Offering fraud actions are one of the most prevalent types of cases brought by the Commission. There is an almost endless number of variations of fraudulent schemes used to convince investors to pay over their money to people who are friends or perhaps people not really known to them. Just what it is that causes the investor to pay over their money to a fraudster is hard to determine. One common thread in many scams, however, is that the investors frequently conduct no or little due diligence as to either the possible investment or those soliciting it. This is likely the situation in the SEC’s most recent case in this area, SEC v. Karpavicius, Civil Action No. 1:23-cv-2205 (S.D.N.Y. Filed March 15, 2023).

Named as defendants in this action are: Darius Karpavicius; TBO Capital Group; Gary Capital Group; HMC Trading, LLC; and HMC Management, LLC. Mr. Karpavicius is a Lithuanian citizen who conducted business through TBO Capital Group and Gray Capital Group. He also incorporated HMC Trading and HMC Management and is the sole member of each entity.

Beginning in December 2021Defendants raised about $4.1 million from dozens of investors, selling interests in what were claimed to be mutual funds. The scheme was conducted through the websites of TBO Capital Group and Gray Capital Group. Each site claimed its investment funds were operated by a group of experienced professions. Each site displayed the pictures of those professionals. Each site also claimed to have annual returns of 50+% without a single down year.

Each s had another key feature in common — everything was fictitious. Three of the four pictures on each site were of the same people. The description of the funds on each site were near copies. The graphic layout of each was virtually identical. The sites also listed the same company address and telephone number.

In the end, the claimed people supposedly associated with each site did not exist; the investments did not exist. Not a single share of stock was purchased.

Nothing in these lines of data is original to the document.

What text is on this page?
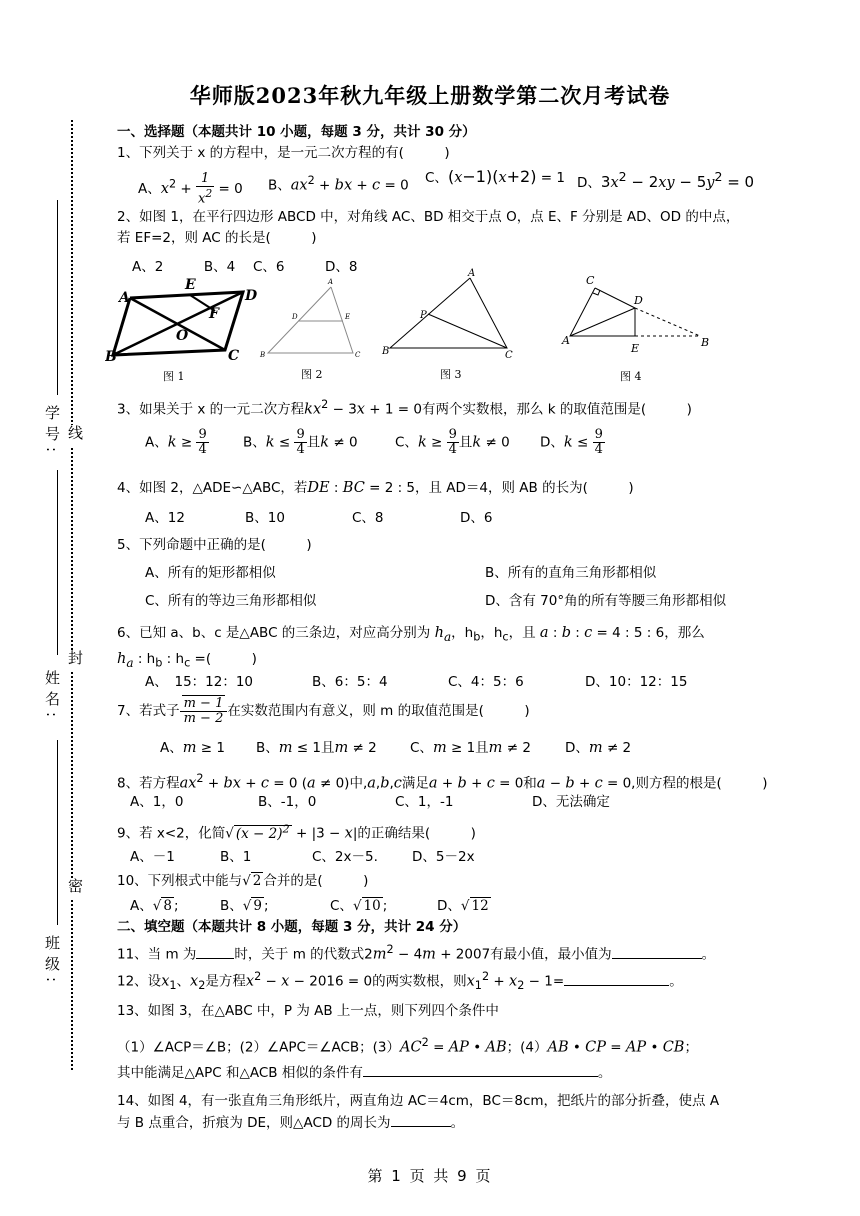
华师版2023年秋九年级上册数学第二次月考试卷
学号: 线
姓名:
封
班级:
密
一、选择题（本题共计 10 小题，每题 3 分，共计 30 分）
1、下列关于 x 的方程中，是一元二次方程的有(　　　)
A、$x^2 + \frac{1}{x^2} = 0$ B、$ax^2$ + bx + c = 0 C、(x−1)(x+2) = 1 D、$3x^2 - 2xy - 5y^2 = 0$
2、如图 1，在平行四边形 ABCD 中，对角线 AC、BD 相交于点 O，点 E、F 分别是 AD、OD 的中点，
若 EF=2，则 AC 的长是(　　　)
A、2　　　B、4　 C、6　　　D、8
A
E
D
F
O
B	C
图 1
A
D	E
B	C
图 2
A
P
B	C
图 3
C
D
A
E	B
图 4
3、如果关于 x 的一元二次方程$kx^2 - 3x + 1 = 0$有两个实数根，那么 k 的取值范围是(　　　)
A、$k \ge \frac{9}{4}$	B、$k \le \frac{9}{4}$ 且k ≠ 0	C、$k \ge \frac{9}{4}$ 且k ≠ 0 D、$k \le \frac{9}{4}$
4、如图 2，△ADE∽△ABC，若DE : BC = 2 : 5，且 AD＝4，则 AB 的长为(　　　)
A、12	B、10	C、8	D、6
5、下列命题中正确的是(　　　)
A、所有的矩形都相似	B、所有的直角三角形都相似
C、所有的等边三角形都相似	D、含有 70°角的所有等腰三角形都相似
6、已知 a、b、c 是△ABC 的三条边，对应高分别为 $h_a$，$h_b$，$h_c$，且 a : b : c = 4 : 5 : 6，那么
$h_a$ : $h_b$ : $h_c$ =(　　　)
A、　15：12：10	B、6：5：4	C、4：5：6	D、10：12：15
7、若式子 $\frac{m - 1}{m - 2}$ 在实数范围内有意义，则 m 的取值范围是(　　　)
A、m ≥ 1 B、m ≤ 1且m ≠ 2 C、m ≥ 1且m ≠ 2	D、m ≠ 2
8、若方程$ax^2$ + bx + c = 0 (a ≠ 0)中,a,b,c满足a + b + c = 0和a − b + c = 0,则方程的根是(　　　)
A、1，0	B、-1，0	C、1，-1	D、无法确定
9、若 x<2，化简√ $(x - 2)^2 + |3 - x|$的正确结果(　　　)
A、－1	B、1	C、2x－5.	D、5－2x
10、下列根式中能与√ 2 合并的是(　　　)
A、√ 8 ;	B、√ 9 ;	C、√ 10 ;	D、√ 12
二、填空题（本题共计 8 小题，每题 3 分，共计 24 分）
11、当 m 为	时，关于 m 的代数式$2m^2 - 4m + 2007$有最小值，最小值为	。
12、设$x_1$、$x_2$是方程$x^2 - x - 2016 = 0$的两实数根，则$x_1^2 + x_2 - 1=$	。
13、如图 3，在△ABC 中，P 为 AB 上一点，则下列四个条件中
（1）∠ACP＝∠B；(2）∠APC＝∠ACB；$(3)AC^2$ = AP • AB；(4）AB • CP = AP • CB；
其中能满足△APC 和△ACB 相似的条件有	。
14、如图 4，有一张直角三角形纸片，两直角边 AC＝4cm，BC＝8cm，把纸片的部分折叠，使点 A
与 B 点重合，折痕为 DE，则△ACD 的周长为	。
第 1 页 共 9 页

What did exist was real was the investor cash. It was transferred to Defendant Karpavicius who moved much of it to his bank account and ultimately to crypto trading platforms. The complaint alleges violations of Securities Act Sections 5(a), 5(c0 and 17(a) and Exchange Act Section 10(b). The case is pending.

Cyber security is an area that has rapidly evolved over the past few years. Once a threat that was considered obscure by some and not significant by others, it is now a key area of focus for many. The stakes today are by any definition significant. A breach can result in millions of records held by an issuer or market participant such as a broker-dealer being obtained and perhaps disseminated. Frequently those records contain personal information of thousands if not millions of persons, including financial and credit card data. As activity in this area has evolved the Commission and DOJ have investigated and filed cases.

Last year the Commission proposed rules for issuers designed to require the creation of policies and procedures to protect the company and its information. The proposals also including reporting obligations in case of a breach. Now the agency is proposing that market participants adopt similar rules.

The proposals

Proposed Rule 10 is at the center of the proposed rules for market participants. It would require that Market Entities – essentially most broker-dealers other those some small firms – address the risks presented in the area by adopting a set of policies and procedures which are reasonably designed to address the risks. Those policies and procedures would be reviewed each year and amended or updated in view of the evolving cyber risks. Market entities would also be required to provide the Commission with a written electronic notice immediately if there is a reasonable basis for believing that a breach has occurred as well as updates and disclosure as discussed below.

Form SCIR – updates/disclosure

Covered entities would be required under Rule 10 to complete Form SCIR to update the Commission and provide disclosure. One section of the form provides the Commission with periodic updates. Another section focuses on disclosure. It provides summary descriptions of the cyber risks and significant incidents experienced in the current and prior year that are to be published on the broker-dealer’s website. Customers opening a new account would be furnished a copy of the disclosures as well as existing customers when updates are made, including the yearly update.

The material would also be posted on the firm’s website.

Comment

The proposals initiated by the Commission build on those launched last year for issuers and the series of enforcement actions which predated those proposals. Collectively, the proposals last year and now are designed to provide an overall response to the rapidly increasing threat posed by cyber while assuring the markets and the public that confidential information will be protected.

To be sure, the proposals are a good starting point, thoughtfully designed to address the key points of a threat that is well recognized, acknowledged by many and rapidly evolving. At the same time, they are controversial even among the Commissioners who acknowledge the threat. Chair Gensler and Commissioners Crenshaw and Lizarraga support the proposals. Commissioners Peirce and Uyeda do not. No doubt there will be a variety of comments furnished to the agency before the process is completed.